(03-20-2014 06:36 AM)Hathor Xaris Wrote: this is another fact that probably gets misconstrued due to terminology alone.
like hasn't anyone ever bred a couple black russians together and all they have in their peds r black russians, you put em together and out comes a bengal or a siames or a tabby, right not cause its a hidden dominant, its cause its just something that was in the ped somewhere far far away that the ole shuffling of cards trick that genetics does decided to play that card.
If you get a different fur from those pair of russian blacks, it is because that fur was RECESSIVE to russian black fur - end of story. There is no such thing as a "hidden dominant" - if it is hidden it is because it is recessive to the dominant fur, which is showing.

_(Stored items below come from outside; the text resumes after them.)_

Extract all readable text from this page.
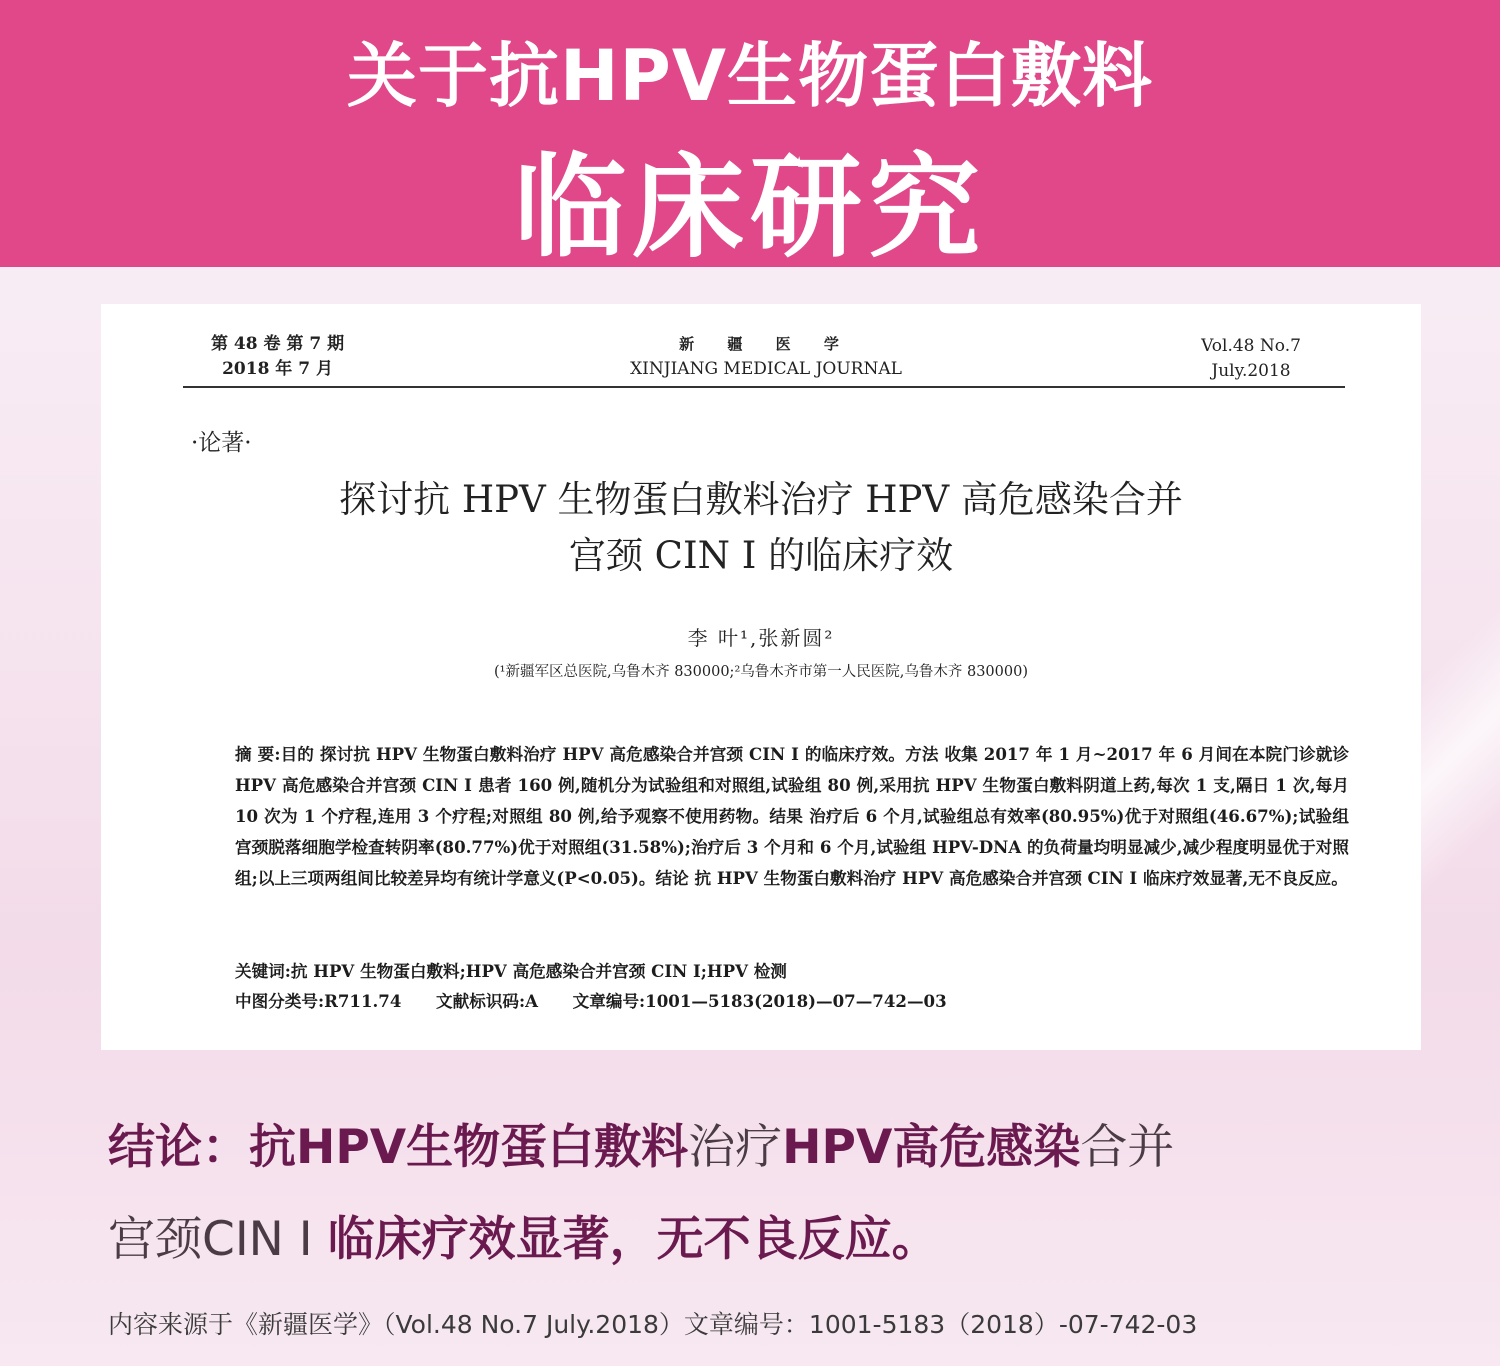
关于抗HPV生物蛋白敷料
临床研究
第 48 卷 第 7 期
2018 年 7 月
新 疆 医 学
XINJIANG MEDICAL JOURNAL
Vol.48 No.7
July.2018
·论著·
探讨抗 HPV 生物蛋白敷料治疗 HPV 高危感染合并
宫颈 CIN Ⅰ 的临床疗效
李 叶¹,张新圆²
(¹新疆军区总医院,乌鲁木齐 830000;²乌鲁木齐市第一人民医院,乌鲁木齐 830000)
摘 要:目的 探讨抗 HPV 生物蛋白敷料治疗 HPV 高危感染合并宫颈 CIN Ⅰ 的临床疗效。方法 收集 2017 年 1 月~2017 年 6 月间在本院门诊就诊 HPV 高危感染合并宫颈 CIN Ⅰ 患者 160 例,随机分为试验组和对照组,试验组 80 例,采用抗 HPV 生物蛋白敷料阴道上药,每次 1 支,隔日 1 次,每月 10 次为 1 个疗程,连用 3 个疗程;对照组 80 例,给予观察不使用药物。结果 治疗后 6 个月,试验组总有效率(80.95%)优于对照组(46.67%);试验组宫颈脱落细胞学检查转阴率(80.77%)优于对照组(31.58%);治疗后 3 个月和 6 个月,试验组 HPV-DNA 的负荷量均明显减少,减少程度明显优于对照组;以上三项两组间比较差异均有统计学意义(P<0.05)。结论 抗 HPV 生物蛋白敷料治疗 HPV 高危感染合并宫颈 CIN Ⅰ 临床疗效显著,无不良反应。
关键词:抗 HPV 生物蛋白敷料;HPV 高危感染合并宫颈 CIN Ⅰ;HPV 检测
中图分类号:R711.74      文献标识码:A      文章编号:1001—5183(2018)—07—742—03
结论：抗HPV生物蛋白敷料治疗HPV高危感染合并
宫颈CIN Ⅰ 临床疗效显著，无不良反应。
内容来源于《新疆医学》（Vol.48 No.7 July.2018）文章编号：1001-5183（2018）-07-742-03
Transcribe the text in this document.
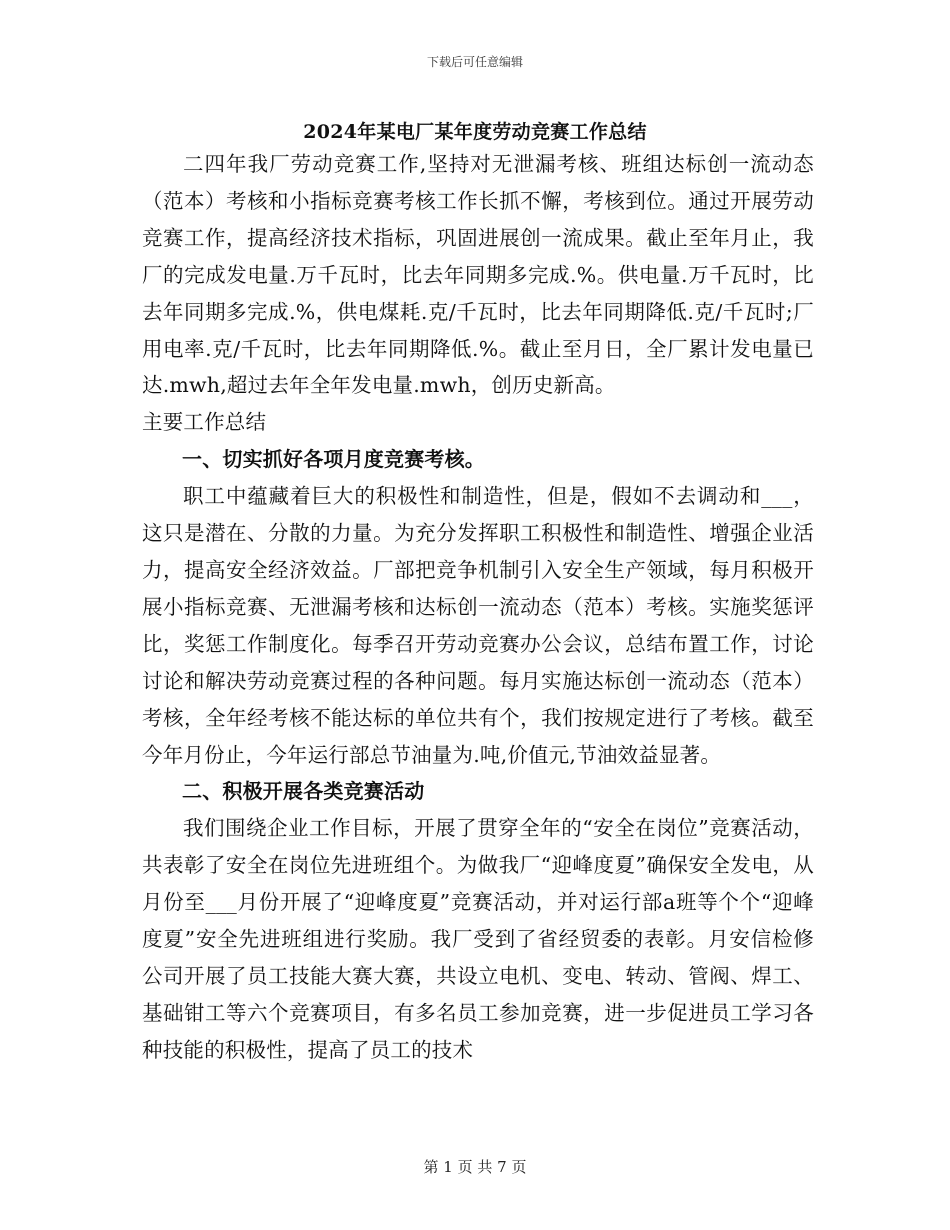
下载后可任意编辑
2024年某电厂某年度劳动竞赛工作总结

二四年我厂劳动竞赛工作,坚持对无泄漏考核、班组达标创一流动态（范本）考核和小指标竞赛考核工作长抓不懈，考核到位。通过开展劳动竞赛工作，提高经济技术指标，巩固进展创一流成果。截止至年月止，我厂的完成发电量.万千瓦时，比去年同期多完成.%。供电量.万千瓦时，比去年同期多完成.%，供电煤耗.克/千瓦时，比去年同期降低.克/千瓦时;厂用电率.克/千瓦时，比去年同期降低.%。截止至月日，全厂累计发电量已达.mwh,超过去年全年发电量.mwh，创历史新高。

主要工作总结

一、切实抓好各项月度竞赛考核。

职工中蕴藏着巨大的积极性和制造性，但是，假如不去调动和___，这只是潜在、分散的力量。为充分发挥职工积极性和制造性、增强企业活力，提高安全经济效益。厂部把竞争机制引入安全生产领域，每月积极开展小指标竞赛、无泄漏考核和达标创一流动态（范本）考核。实施奖惩评比，奖惩工作制度化。每季召开劳动竞赛办公会议，总结布置工作，讨论讨论和解决劳动竞赛过程的各种问题。每月实施达标创一流动态（范本）考核，全年经考核不能达标的单位共有个，我们按规定进行了考核。截至今年月份止，今年运行部总节油量为.吨,价值元,节油效益显著。

二、积极开展各类竞赛活动

我们围绕企业工作目标，开展了贯穿全年的“安全在岗位”竞赛活动，共表彰了安全在岗位先进班组个。为做我厂“迎峰度夏”确保安全发电，从月份至___月份开展了“迎峰度夏”竞赛活动，并对运行部a班等个个“迎峰度夏”安全先进班组进行奖励。我厂受到了省经贸委的表彰。月安信检修公司开展了员工技能大赛大赛，共设立电机、变电、转动、管阀、焊工、基础钳工等六个竞赛项目，有多名员工参加竞赛，进一步促进员工学习各种技能的积极性，提高了员工的技术

第 1 页 共 7 页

The gene "deck" has 2 cards per cat per trait.
There is no shuffling of only 2 cards, only the random chance you will get one card or the other card PASSED to the new offspring.
The best terms to use to correctly understand breeding are passing, showing, and hidden. Dominate always shows, Recessive is always hidden.
The term "Pulling" should be banned from usage, since it leads to confusion and misconceptions among new breeders - and the fact that nothing is ever "pulled" in the first place - traits simply Pass all on their own - no pulling allowed.
One of only two genes are passed randomly to the kitten from each parent, and the trait that shows is always the dominant trait. That's really all there is to it.
Mendel's Laws are never broken in the KittyCats world - breeding is not a fuzzy art.